Spark 源码解析 ----RDD创建与本质

2014-02-16 21:21 597 查看
1 HadoopRdd

class HadoopRDD[K, V](

sc: SparkContext,

@transient conf: JobConf,

inputFormatClass: Class[_ <: InputFormat[K, V]],

keyClass: Class[K],

valueClass: Class[V],

minSplits: Int)

extends RDD[(K, V)](sc, Nil) with Logging {

// A Hadoop JobConf can be about 10 KB, which is pretty big, so broadcast it

private val confBroadcast = sc.broadcast(new SerializableWritable(conf))

//返回分区指针数组,如果为空新建分区

override def getPartitions: Array[Partition] = {

val env = SparkEnv.get

env.hadoop.addCredentials(conf)

val inputFormat = createInputFormat(conf)

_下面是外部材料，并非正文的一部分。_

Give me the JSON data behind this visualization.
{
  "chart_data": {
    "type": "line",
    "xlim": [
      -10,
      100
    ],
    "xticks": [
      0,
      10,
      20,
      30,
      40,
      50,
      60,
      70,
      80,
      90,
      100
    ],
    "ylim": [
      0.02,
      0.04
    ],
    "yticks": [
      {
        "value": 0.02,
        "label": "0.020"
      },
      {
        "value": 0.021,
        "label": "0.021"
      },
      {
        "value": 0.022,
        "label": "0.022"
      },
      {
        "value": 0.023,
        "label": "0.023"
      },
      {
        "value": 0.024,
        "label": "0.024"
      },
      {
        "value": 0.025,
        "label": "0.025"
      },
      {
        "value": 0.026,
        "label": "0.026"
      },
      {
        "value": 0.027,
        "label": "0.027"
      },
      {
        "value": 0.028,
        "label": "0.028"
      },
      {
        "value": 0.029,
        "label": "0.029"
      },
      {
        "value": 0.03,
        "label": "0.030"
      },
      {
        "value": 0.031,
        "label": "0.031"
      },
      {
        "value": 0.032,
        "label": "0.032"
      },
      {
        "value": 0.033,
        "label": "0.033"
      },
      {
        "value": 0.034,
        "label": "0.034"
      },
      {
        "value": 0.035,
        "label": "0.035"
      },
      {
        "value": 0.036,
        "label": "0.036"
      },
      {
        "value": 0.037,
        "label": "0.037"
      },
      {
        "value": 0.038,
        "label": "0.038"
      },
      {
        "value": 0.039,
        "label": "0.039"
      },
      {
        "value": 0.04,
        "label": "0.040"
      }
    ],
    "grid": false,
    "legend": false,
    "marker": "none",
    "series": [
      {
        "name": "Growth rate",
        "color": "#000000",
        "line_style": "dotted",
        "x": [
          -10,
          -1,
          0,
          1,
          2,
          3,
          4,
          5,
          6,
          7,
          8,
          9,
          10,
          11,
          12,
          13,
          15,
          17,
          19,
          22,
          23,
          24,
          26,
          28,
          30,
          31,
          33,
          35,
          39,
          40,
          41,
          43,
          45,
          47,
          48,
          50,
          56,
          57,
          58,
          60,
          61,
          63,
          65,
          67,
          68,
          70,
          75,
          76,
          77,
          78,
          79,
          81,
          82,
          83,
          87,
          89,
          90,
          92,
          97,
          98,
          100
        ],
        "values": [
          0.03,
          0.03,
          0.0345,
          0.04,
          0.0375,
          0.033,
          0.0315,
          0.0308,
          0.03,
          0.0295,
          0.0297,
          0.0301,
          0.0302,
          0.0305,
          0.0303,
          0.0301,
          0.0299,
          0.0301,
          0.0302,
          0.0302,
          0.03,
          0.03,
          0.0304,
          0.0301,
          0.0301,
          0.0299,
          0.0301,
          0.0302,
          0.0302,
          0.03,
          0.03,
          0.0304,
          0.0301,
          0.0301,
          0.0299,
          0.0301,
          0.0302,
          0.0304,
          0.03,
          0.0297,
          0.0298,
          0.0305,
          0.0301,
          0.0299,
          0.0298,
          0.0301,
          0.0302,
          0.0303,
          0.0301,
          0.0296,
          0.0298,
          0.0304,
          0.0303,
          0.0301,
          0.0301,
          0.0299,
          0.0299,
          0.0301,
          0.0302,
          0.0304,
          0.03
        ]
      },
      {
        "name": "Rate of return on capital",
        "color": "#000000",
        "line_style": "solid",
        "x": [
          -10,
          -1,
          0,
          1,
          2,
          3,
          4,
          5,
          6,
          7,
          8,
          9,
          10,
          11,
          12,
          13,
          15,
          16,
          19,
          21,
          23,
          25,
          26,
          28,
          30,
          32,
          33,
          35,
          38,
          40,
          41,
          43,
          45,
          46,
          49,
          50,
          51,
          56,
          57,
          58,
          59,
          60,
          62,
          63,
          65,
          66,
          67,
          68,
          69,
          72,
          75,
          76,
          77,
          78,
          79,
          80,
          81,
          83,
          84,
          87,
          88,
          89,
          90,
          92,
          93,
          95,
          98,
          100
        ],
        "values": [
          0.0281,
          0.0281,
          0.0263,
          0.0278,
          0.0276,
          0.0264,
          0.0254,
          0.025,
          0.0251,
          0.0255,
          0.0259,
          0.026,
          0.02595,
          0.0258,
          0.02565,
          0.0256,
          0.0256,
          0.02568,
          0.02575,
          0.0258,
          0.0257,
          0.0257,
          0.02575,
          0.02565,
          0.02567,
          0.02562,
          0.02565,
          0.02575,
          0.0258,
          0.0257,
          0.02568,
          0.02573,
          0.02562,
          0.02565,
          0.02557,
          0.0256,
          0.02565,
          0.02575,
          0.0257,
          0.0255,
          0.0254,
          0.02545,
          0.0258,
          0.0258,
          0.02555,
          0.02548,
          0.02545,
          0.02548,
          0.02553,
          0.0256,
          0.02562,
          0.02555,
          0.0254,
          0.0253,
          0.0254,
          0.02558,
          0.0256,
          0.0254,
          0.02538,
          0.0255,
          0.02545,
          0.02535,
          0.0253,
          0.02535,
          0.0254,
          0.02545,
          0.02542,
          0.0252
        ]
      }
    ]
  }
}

if (inputFormat.isInstanceOf[Configurable]) {

inputFormat.asInstanceOf[Configurable].setConf(conf)

}

val inputSplits = inputFormat.getSplits(conf, minSplits)

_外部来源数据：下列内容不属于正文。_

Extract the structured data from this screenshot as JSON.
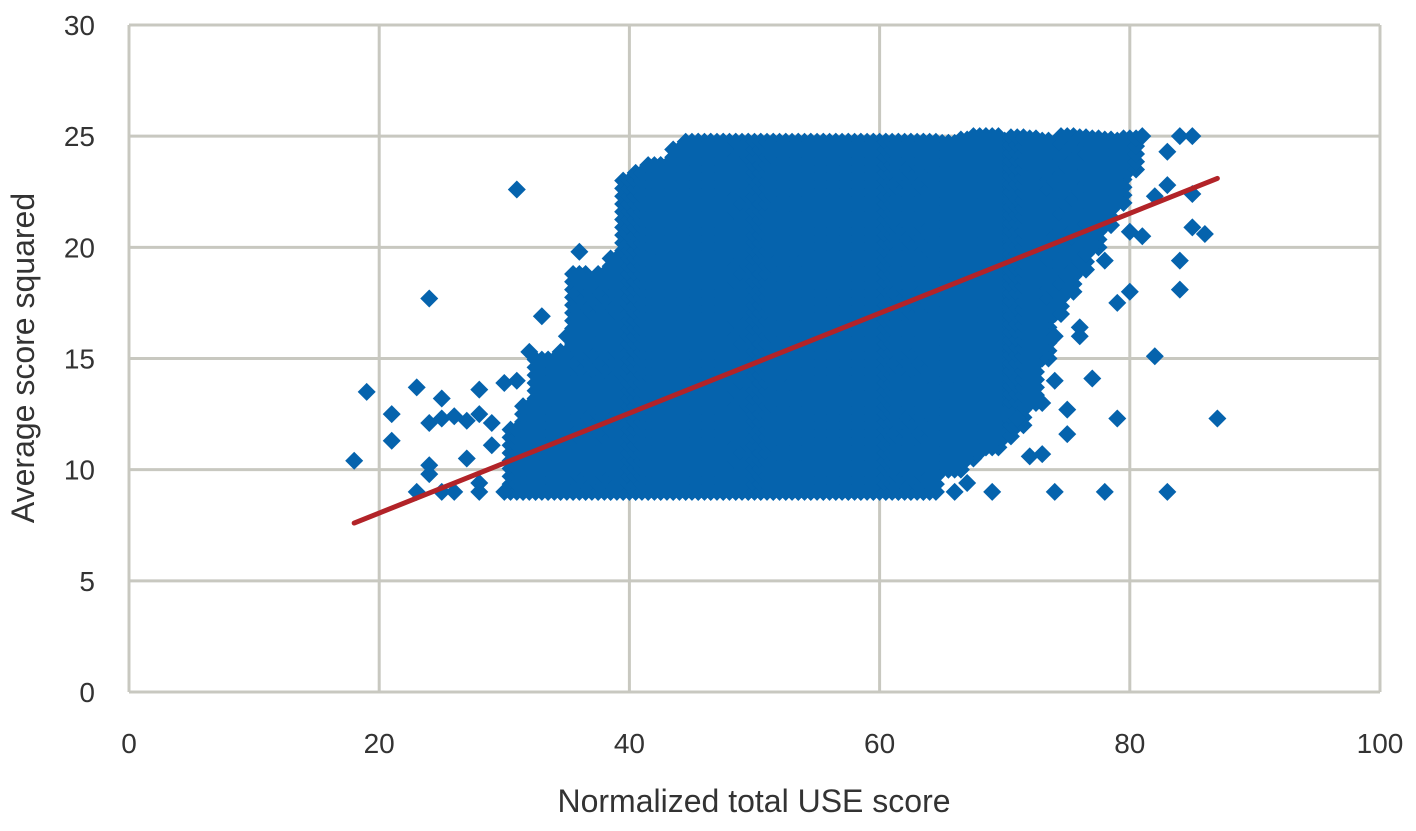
{
  "chart_data": {
    "type": "scatter",
    "title": "",
    "xlabel": "Normalized total USE score",
    "ylabel": "Average score squared",
    "xlim": [
      0,
      100
    ],
    "ylim": [
      0,
      30
    ],
    "xticks": [
      "0",
      "20",
      "40",
      "60",
      "80",
      "100"
    ],
    "yticks": [
      "0",
      "5",
      "10",
      "15",
      "20",
      "25",
      "30"
    ],
    "grid": true,
    "legend": "none",
    "marker_color": "#0563ad",
    "trend_color": "#b22328",
    "trendline": {
      "x": [
        18,
        87
      ],
      "y": [
        7.6,
        23.1
      ]
    },
    "dense_columns": [
      [
        31,
        9,
        12
      ],
      [
        32,
        9,
        13
      ],
      [
        33,
        9,
        15
      ],
      [
        34,
        9,
        15
      ],
      [
        35,
        9,
        15.5
      ],
      [
        36,
        9,
        19
      ],
      [
        37,
        9,
        18.5
      ],
      [
        38,
        9,
        19
      ],
      [
        39,
        9,
        19.5
      ],
      [
        40,
        9,
        23
      ],
      [
        41,
        9,
        23.5
      ],
      [
        42,
        9,
        24
      ],
      [
        43,
        9,
        24
      ],
      [
        44,
        9,
        24.5
      ],
      [
        45,
        9,
        25
      ],
      [
        46,
        9,
        25
      ],
      [
        47,
        9,
        25
      ],
      [
        48,
        9,
        25
      ],
      [
        49,
        9,
        25
      ],
      [
        50,
        9,
        25
      ],
      [
        51,
        9,
        25
      ],
      [
        52,
        9,
        25
      ],
      [
        53,
        9,
        25
      ],
      [
        54,
        9,
        25
      ],
      [
        55,
        9,
        25
      ],
      [
        56,
        9,
        25
      ],
      [
        57,
        9,
        25
      ],
      [
        58,
        9,
        25
      ],
      [
        59,
        9,
        25
      ],
      [
        60,
        9,
        25
      ],
      [
        61,
        9,
        25
      ],
      [
        62,
        9,
        25
      ],
      [
        63,
        9,
        25
      ],
      [
        64,
        9,
        25
      ],
      [
        65,
        10,
        25
      ],
      [
        66,
        10,
        25
      ],
      [
        67,
        10.5,
        25
      ],
      [
        68,
        11,
        25
      ],
      [
        69,
        11,
        25
      ],
      [
        70,
        11.5,
        25
      ],
      [
        71,
        12,
        25
      ],
      [
        72,
        13,
        25
      ],
      [
        73,
        15,
        25
      ],
      [
        74,
        17,
        25
      ],
      [
        75,
        18,
        25
      ],
      [
        76,
        19,
        25
      ],
      [
        77,
        20,
        25
      ],
      [
        78,
        21,
        25
      ],
      [
        79,
        22,
        25
      ],
      [
        80,
        23.5,
        25
      ]
    ],
    "points": [
      [
        18,
        10.4
      ],
      [
        19,
        13.5
      ],
      [
        21,
        12.5
      ],
      [
        21,
        11.3
      ],
      [
        23,
        9
      ],
      [
        23,
        13.7
      ],
      [
        24,
        17.7
      ],
      [
        24,
        12.1
      ],
      [
        24,
        10.2
      ],
      [
        24,
        9.8
      ],
      [
        25,
        13.2
      ],
      [
        25,
        12.3
      ],
      [
        25,
        9
      ],
      [
        26,
        12.4
      ],
      [
        26,
        9
      ],
      [
        27,
        12.2
      ],
      [
        27,
        10.5
      ],
      [
        28,
        13.6
      ],
      [
        28,
        12.5
      ],
      [
        28,
        9.4
      ],
      [
        28,
        9
      ],
      [
        29,
        11.1
      ],
      [
        29,
        12.1
      ],
      [
        30,
        13.9
      ],
      [
        30,
        9
      ],
      [
        31,
        22.6
      ],
      [
        31,
        14
      ],
      [
        32,
        15.3
      ],
      [
        33,
        16.9
      ],
      [
        35,
        16
      ],
      [
        36,
        19.8
      ],
      [
        74,
        9
      ],
      [
        78,
        9
      ],
      [
        83,
        9
      ],
      [
        87,
        12.3
      ],
      [
        79,
        12.3
      ],
      [
        82,
        15.1
      ],
      [
        84,
        18.1
      ],
      [
        84,
        19.4
      ],
      [
        85,
        20.9
      ],
      [
        86,
        20.6
      ],
      [
        80,
        18
      ],
      [
        79,
        17.5
      ],
      [
        80,
        20.7
      ],
      [
        81,
        20.5
      ],
      [
        82,
        22.3
      ],
      [
        83,
        22.8
      ],
      [
        85,
        22.4
      ],
      [
        83,
        24.3
      ],
      [
        84,
        25
      ],
      [
        85,
        25
      ],
      [
        81,
        25
      ],
      [
        77,
        14.1
      ],
      [
        75,
        12.7
      ],
      [
        75,
        11.6
      ],
      [
        76,
        16
      ],
      [
        76,
        16.4
      ],
      [
        78,
        19.4
      ],
      [
        74,
        14
      ],
      [
        74,
        16
      ],
      [
        72,
        10.6
      ],
      [
        69,
        9
      ],
      [
        67,
        9.4
      ],
      [
        66,
        9
      ],
      [
        68,
        10.8
      ],
      [
        70,
        12.5
      ],
      [
        73,
        10.7
      ],
      [
        71,
        12.3
      ],
      [
        72,
        14
      ],
      [
        73,
        13
      ]
    ]
  }
}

val array = new Array[Partition](inputSplits.size)

for (i <- 0 until inputSplits.size) {

array(i) = new HadoopPartition(id, i, inputSplits(i))

}

array

}

def createInputFormat(conf: JobConf): InputFormat[K, V] = {

ReflectionUtils.newInstance(inputFormatClass.asInstanceOf[Class[_]], conf)

.asInstanceOf[InputFormat[K, V]]

}

//根据分区号返回那个分区的迭代器

override def compute(theSplit: Partition, context: TaskContext) = new NextIterator[(K, V)] {

val split = theSplit.asInstanceOf[HadoopPartition]

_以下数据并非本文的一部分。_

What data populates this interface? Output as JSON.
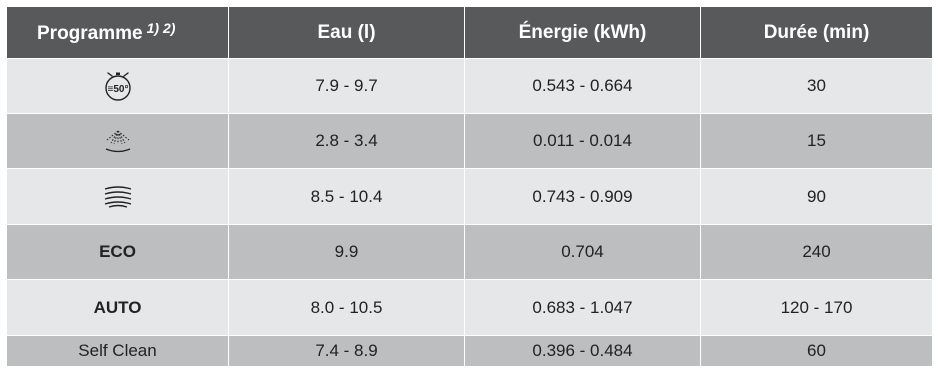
{
  "table": {
    "headers": {
      "programme": "Programme",
      "footnotes": "1) 2)",
      "water": "Eau (l)",
      "energy": "Énergie (kWh)",
      "duration": "Durée (min)"
    },
    "rows": [
      {
        "programme_icon": "quick-50-timer-icon",
        "programme_icon_text": "≡50°",
        "water": "7.9 - 9.7",
        "energy": "0.543 - 0.664",
        "duration": "30"
      },
      {
        "programme_icon": "rinse-shower-icon",
        "water": "2.8 - 3.4",
        "energy": "0.011 - 0.014",
        "duration": "15"
      },
      {
        "programme_icon": "intensive-wave-icon",
        "water": "8.5 - 10.4",
        "energy": "0.743 - 0.909",
        "duration": "90"
      },
      {
        "programme": "ECO",
        "water": "9.9",
        "energy": "0.704",
        "duration": "240"
      },
      {
        "programme": "AUTO",
        "water": "8.0 - 10.5",
        "energy": "0.683 - 1.047",
        "duration": "120 - 170"
      },
      {
        "programme": "Self Clean",
        "water": "7.4 - 8.9",
        "energy": "0.396 - 0.484",
        "duration": "60"
      }
    ]
  },
  "colors": {
    "header_bg": "#58595b",
    "row_light": "#e6e7e8",
    "row_dark": "#bcbec0"
  }
}
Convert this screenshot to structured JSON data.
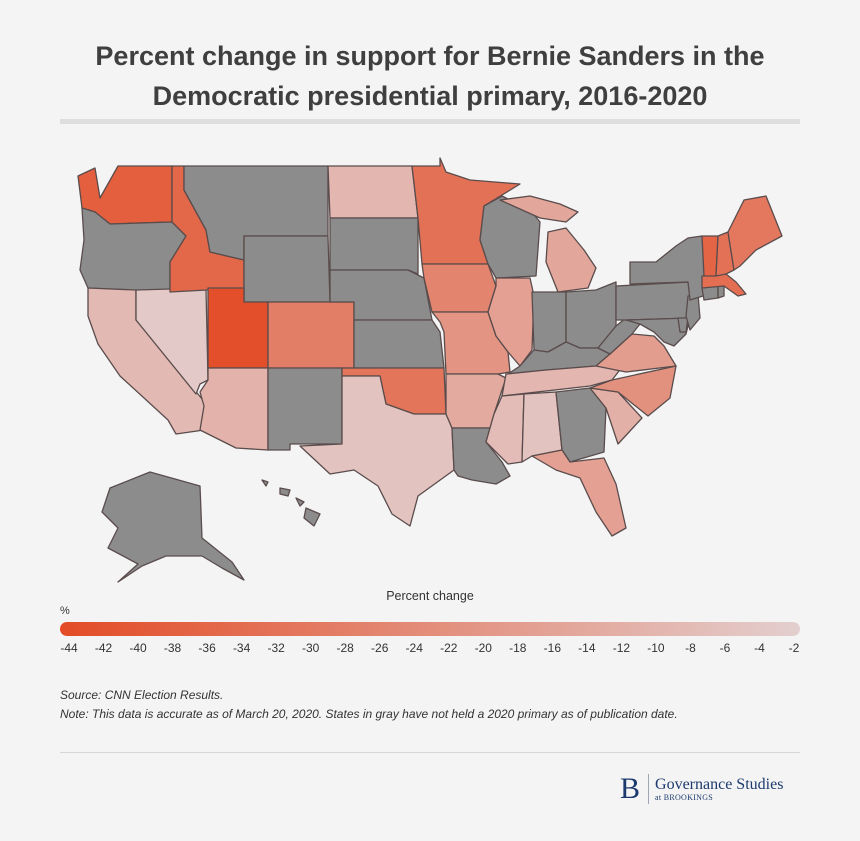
{
  "title": "Percent change in support for Bernie Sanders in the Democratic presidential primary, 2016-2020",
  "legend": {
    "title": "Percent change",
    "unit": "%",
    "ticks": [
      "-44",
      "-42",
      "-40",
      "-38",
      "-36",
      "-34",
      "-32",
      "-30",
      "-28",
      "-26",
      "-24",
      "-22",
      "-20",
      "-18",
      "-16",
      "-14",
      "-12",
      "-10",
      "-8",
      "-6",
      "-4",
      "-2"
    ],
    "min": -44,
    "max": -2,
    "color_low": "#e34c26",
    "color_high": "#e3cfcf",
    "no_data_color": "#8c8c8c"
  },
  "map": {
    "region": "United States",
    "states": {
      "WA": {
        "name": "Washington",
        "change": -38
      },
      "OR": {
        "name": "Oregon",
        "change": null
      },
      "CA": {
        "name": "California",
        "change": -9
      },
      "NV": {
        "name": "Nevada",
        "change": -4
      },
      "ID": {
        "name": "Idaho",
        "change": -35
      },
      "MT": {
        "name": "Montana",
        "change": null
      },
      "WY": {
        "name": "Wyoming",
        "change": null
      },
      "UT": {
        "name": "Utah",
        "change": -43
      },
      "AZ": {
        "name": "Arizona",
        "change": -11
      },
      "CO": {
        "name": "Colorado",
        "change": -28
      },
      "NM": {
        "name": "New Mexico",
        "change": null
      },
      "ND": {
        "name": "North Dakota",
        "change": -10
      },
      "SD": {
        "name": "South Dakota",
        "change": null
      },
      "NE": {
        "name": "Nebraska",
        "change": null
      },
      "KS": {
        "name": "Kansas",
        "change": null
      },
      "OK": {
        "name": "Oklahoma",
        "change": -31
      },
      "TX": {
        "name": "Texas",
        "change": -6
      },
      "MN": {
        "name": "Minnesota",
        "change": -32
      },
      "IA": {
        "name": "Iowa",
        "change": -26
      },
      "MO": {
        "name": "Missouri",
        "change": -21
      },
      "AR": {
        "name": "Arkansas",
        "change": -14
      },
      "LA": {
        "name": "Louisiana",
        "change": null
      },
      "WI": {
        "name": "Wisconsin",
        "change": null
      },
      "IL": {
        "name": "Illinois",
        "change": -17
      },
      "MI": {
        "name": "Michigan",
        "change": -15
      },
      "IN": {
        "name": "Indiana",
        "change": null
      },
      "OH": {
        "name": "Ohio",
        "change": null
      },
      "KY": {
        "name": "Kentucky",
        "change": null
      },
      "TN": {
        "name": "Tennessee",
        "change": -10
      },
      "MS": {
        "name": "Mississippi",
        "change": -8
      },
      "AL": {
        "name": "Alabama",
        "change": -6
      },
      "GA": {
        "name": "Georgia",
        "change": null
      },
      "FL": {
        "name": "Florida",
        "change": -17
      },
      "SC": {
        "name": "South Carolina",
        "change": -12
      },
      "NC": {
        "name": "North Carolina",
        "change": -22
      },
      "VA": {
        "name": "Virginia",
        "change": -18
      },
      "WV": {
        "name": "West Virginia",
        "change": null
      },
      "PA": {
        "name": "Pennsylvania",
        "change": null
      },
      "NY": {
        "name": "New York",
        "change": null
      },
      "VT": {
        "name": "Vermont",
        "change": -36
      },
      "NH": {
        "name": "New Hampshire",
        "change": -32
      },
      "ME": {
        "name": "Maine",
        "change": -30
      },
      "MA": {
        "name": "Massachusetts",
        "change": -33
      },
      "RI": {
        "name": "Rhode Island",
        "change": null
      },
      "CT": {
        "name": "Connecticut",
        "change": null
      },
      "NJ": {
        "name": "New Jersey",
        "change": null
      },
      "DE": {
        "name": "Delaware",
        "change": null
      },
      "MD": {
        "name": "Maryland",
        "change": null
      },
      "AK": {
        "name": "Alaska",
        "change": null
      },
      "HI": {
        "name": "Hawaii",
        "change": null
      }
    }
  },
  "source": "Source: CNN Election Results.",
  "note": "Note: This data is accurate as of March 20, 2020. States in gray have not held a 2020 primary as of publication date.",
  "logo": {
    "mark": "B",
    "name": "Governance Studies",
    "sub": "at BROOKINGS"
  }
}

logInfo("Input split: " + split.inputSplit)

var reader: RecordReader[K, V] = null

val conf = confBroadcast.value.value

val fmt = createInputFormat(conf)

if (fmt.isInstanceOf[Configurable]) {

fmt.asInstanceOf[Configurable].setConf(conf)

}

reader = fmt.getRecordReader(split.inputSplit.value, conf, Reporter.NULL)

// Register an on-task-completion callback to close the input stream.

context.addOnCompleteCallback{ () => closeIfNeeded() }

val key: K = reader.createKey()

val value: V = reader.createValue()

//此处体现函数式编程特点 返回分区的迭代器

override def getNext() = {

try {

finished = !reader.next(key, value)

} catch {

case eof: EOFException =>

finished = true

}

(key, value)

}

override def close() {

try {

reader.close()

} catch {

case e: Exception => logWarning("Exception in RecordReader.close()", e)

}

}

}

override def getPreferredLocations(split: Partition): Seq[String] = {

// TODO: Filtering out "localhost" in case of file:// URLs

val hadoopSplit = split.asInstanceOf[HadoopPartition]

hadoopSplit.inputSplit.value.getLocations.filter(_ != "localhost")

}

override def checkpoint() {

// Do nothing. Hadoop RDD should not be checkpointed.

}

def getConf: Configuration = confBroadcast.value.value

}

2 NextIterator (分区迭代器)

/** Provides a basic/boilerplate Iterator implementation. */

private[spark] abstract class NextIterator[U] extends Iterator[U] {



private var gotNext = false

private var nextValue: U = _

private var closed = false

protected var finished = false

/**

* Method for subclasses to implement to provide the next element.

*

* If no next element is available, the subclass should set `finished`

* to `true` and may return any value (it will be ignored).

*

* This convention is required because `null` may be a valid value,

* and using `Option` seems like it might create unnecessary Some/None

* instances, given some iterators might be called in a tight loop.

*

* @return U, or set 'finished' when done

*/

protected def getNext(): U

/**

* Method for subclasses to implement when all elements have been successfully

* iterated, and the iteration is done.

*

* <b>Note:</b> `NextIterator` cannot guarantee that `close` will be

* called because it has no control over what happens when an exception

* happens in the user code that is calling hasNext/next.

*

* Ideally you should have another try/catch, as in HadoopRDD, that

* ensures any resources are closed should iteration fail.

*/

protected def close()

/**

* Calls the subclass-defined close method, but only once.

*

* Usually calling `close` multiple times should be fine, but historically

* there have been issues with some InputFormats throwing exceptions.

*/

def closeIfNeeded() {

if (!closed) {

close()

closed = true

}

}

override def hasNext: Boolean = {

if (!finished) {

if (!gotNext) {

nextValue = getNext()

if (finished) {

closeIfNeeded()

}

gotNext = true

}

}

!finished

}

override def next(): U = {

if (!hasNext) {

throw new NoSuchElementException("End of stream")

}

gotNext = false

nextValue

}

}

3RDD

* Internally, each RDD is characterized by five main properties:

*

* - A list of partitions

* - A function for computing each split

* - A list of dependencies on other RDDs

* - Optionally, a Partitioner for key-value RDDs (e.g. to say that the RDD is hash-partitioned)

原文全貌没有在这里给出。